Sommes-nous pour autant dans le monde sacré ? Le rituel ne le précise pas. En effet, la perception du sacré est fondamentalement personnelle et intime, elle ne se décrète pas. Le V.M. ne peut donc affirmer le caractère sacré de ce qui va suivre, car il va dépendre de la perception individuelle de chacun.
A chacun donc, de tenter de changer de dimension. Cela suppose de se rendre disponible à la manifestation du sacré. A chacun de s’ouvrir au numineux, s’il le peut, s’il est en condition.
Il faut bien l’avouer, le franc-maçon peut vivre des tenues dans lesquelles le sacré ne se manifeste pas, du moins de son point de vue. Il peut aussi vivre des instants de grâce au coeur d’une tenue.

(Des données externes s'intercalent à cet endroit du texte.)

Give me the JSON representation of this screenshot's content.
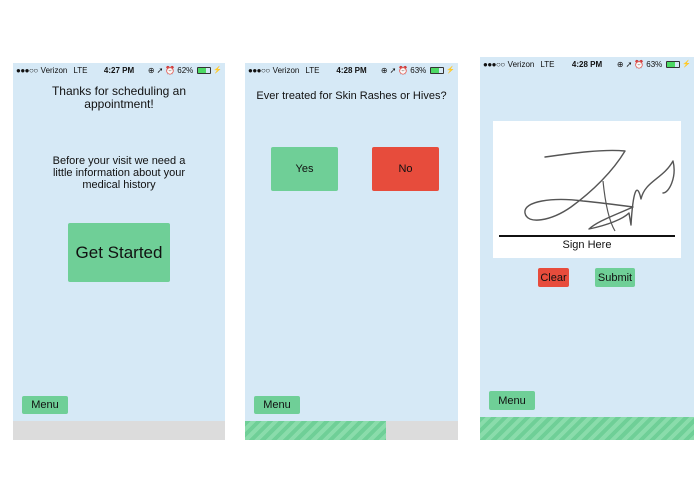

Certains passages du rituel, tels la chaîne d’union, sont peut-être plus propices que d’autres à la manifestation du sacré. On ressent alors une connexion aux autres, à leur parole, une sorte de communion, ou encore un égrégore.
Le sacré : réenchanter le monde
Historiquement, nous sommes passés de l’être religieux des sociétés antiques au siècle des Lumières où le profane s’est affirmé. Puis le rationalisme scientifique s’est imposé face à la notion de spiritualité.
Le monde profane s’est progressivement nourri de la désacralisation du vivant. La situation dégradée de notre planète en est le résultat.
Dans ce contexte, le franc-maçon a un rôle à jouer pour resacraliser la Nature et la vie. Les éléments qui nous entourent (et qui nous constituent) ne doivent plus être simplement vus comme des ressources à exploiter. Il est urgent de réapprendre à regarder, sentir, goûter, toucher, vénérer la beauté du monde : c’est la voie du sacré, la voie maçonnique.
Au final, la voie du sacré est celle du développement de la conscience humaine vers les plus hautes réalités. Il s’agit de réalités invisibles et pourtant omniprésentes, que nous devons apprendre à « capter ».